United States Attorney's Office for the Northern District of California

12/11/2024 | Press release | Distributed by Public on 12/11/2024 19:56

Former CFO Of San Francisco Law Firms Admits To Years-Long Scheme To Steal More Than $1.3 Million From His Employers

Press Release

Former CFO Of San Francisco Law Firms Admits To Years-Long Scheme To Steal More Than $1.3 Million From His Employers

Wednesday, December 11, 2024
For Immediate Release
U.S. Attorney's Office, Northern District of California
Man Funneled Stolen Funds Through a Non-Profit Organization

SAN FRANCISCO - A Palm Springs man pleaded guilty today to one count of bank fraud and one count of money laundering related to a years-long scheme to embezzle more than $1.3 million from his former employers, two San Francisco law firms.

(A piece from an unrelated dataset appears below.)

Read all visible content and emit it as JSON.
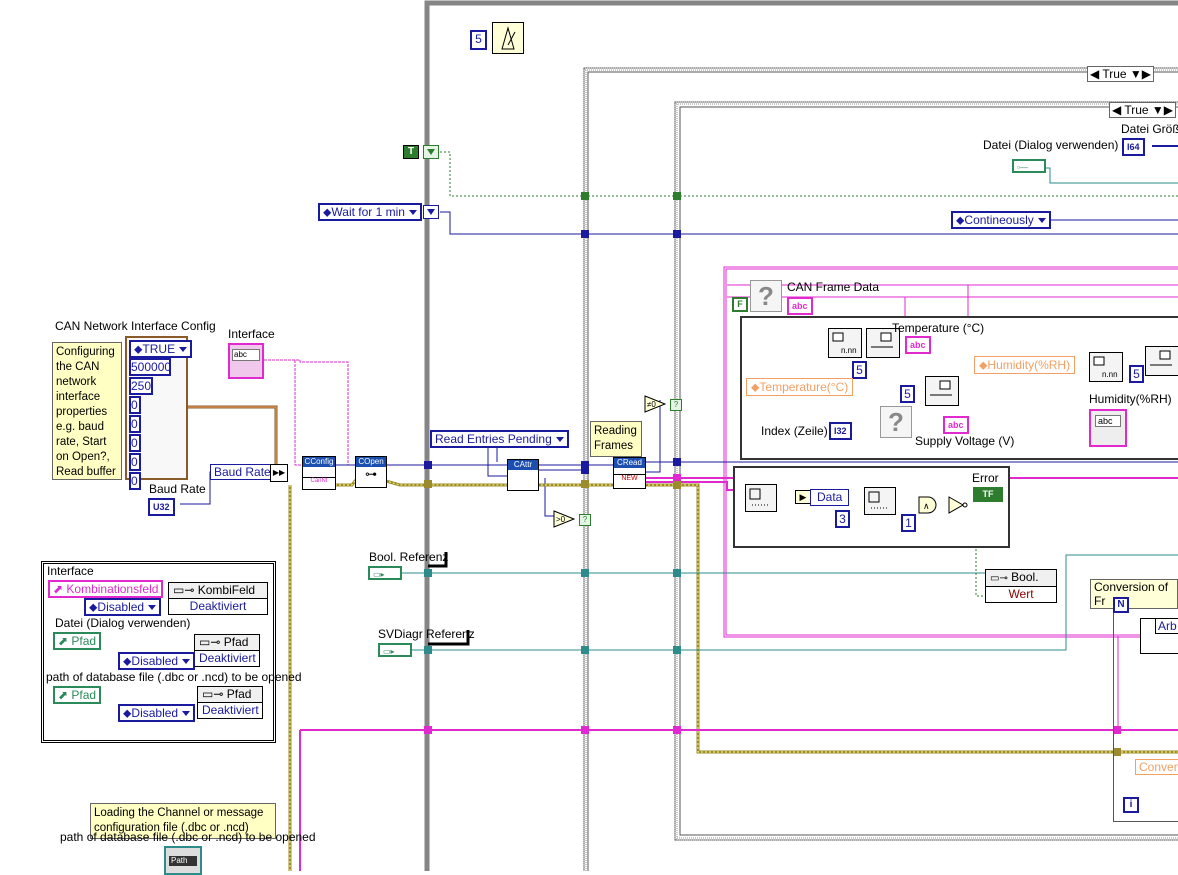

According to court documents, Tony Archuleta-Perkins, 48, formerly of San Francisco, held various roles at the firms, eventually becoming Chief Financial Officer (CFO). As the CFO, Archuleta-Perkins was in a position of trust and had access to the law firms' payroll systems and end-to-end payments automation platforms. During the course of his employment, Archuleta-Perkins used this access to embezzle funds in various ways.

The primary way that Archuleta-Perkins stole money from the law firms was to cause the firms to make false and fraudulent payments to a non-profit organization he had set up and solely controlled. Archuleta-Perkins admitted to stealing more than $1.1 million using this method. Archuleta-Perkins also embezzled funds from the law firms by falsely adding "one-time reimbursements" to his regular paychecks or special bonus payroll checks through the use of the law firms' payroll software. He admitted to stealing more than $106,000 using this method. Archuleta-Perkins also admitted that he endorsed a $41,663.69 tax refund check made out to one of the law firms, deposited it into a bank account belonging to the non-profit, and then wrote himself a check for the same amount.

As part of his plea agreement, Archuleta-Perkins admitted that he knew that the principal of one of the law firms was undergoing serious health issues that kept him out of the office, and that the principal's physical condition made him unusually vulnerable and particularly susceptible to Archuleta-Perkins's criminal conduct.

In total, Archuleta-Perkins admitted that he was responsible for at least $1,321,752.72 in losses to his victims. Archuleta-Perkins used the stolen money for personal expenses, including payments on a Best Buy credit card.

Archuleta-Perkins pleaded guilty to one count of bank fraud in violation of 18 U.S.C. § 1344(2) and one count of engaging in monetary transactions in property derived from specified unlawful activity (money laundering) in violation of 18 U.S.C. § 1957. He faces a maximum sentence of 30 years in prison as to the bank fraud charge and a maximum sentence of 10 years in prison as to the money laundering charge. A federal district judge will determine and impose a sentence after considering the U.S. Sentencing Guidelines and the federal statute governing the imposition of a sentence, 18 U.S.C. § 3553(a).

Archuleta-Perkins, who was arrested on June 28, 2024, remains free on a $500,000 bond and is scheduled to be sentenced on March 26, 2025, at 10:00 a.m. before the Honorable Jacqueline Scott Corley, U.S. District Judge.

U.S. Attorney Ismail J. Ramsey for the Northern District of California and Federal Bureau of Investigation (FBI) San Francisco Special Agent in Charge Robert K. Tripp made the announcement.

Assistant U.S. Attorney Nikhil Bhagat is prosecuting the case with the assistance of Madeline Wachs. The prosecution is the result of an investigation by the FBI.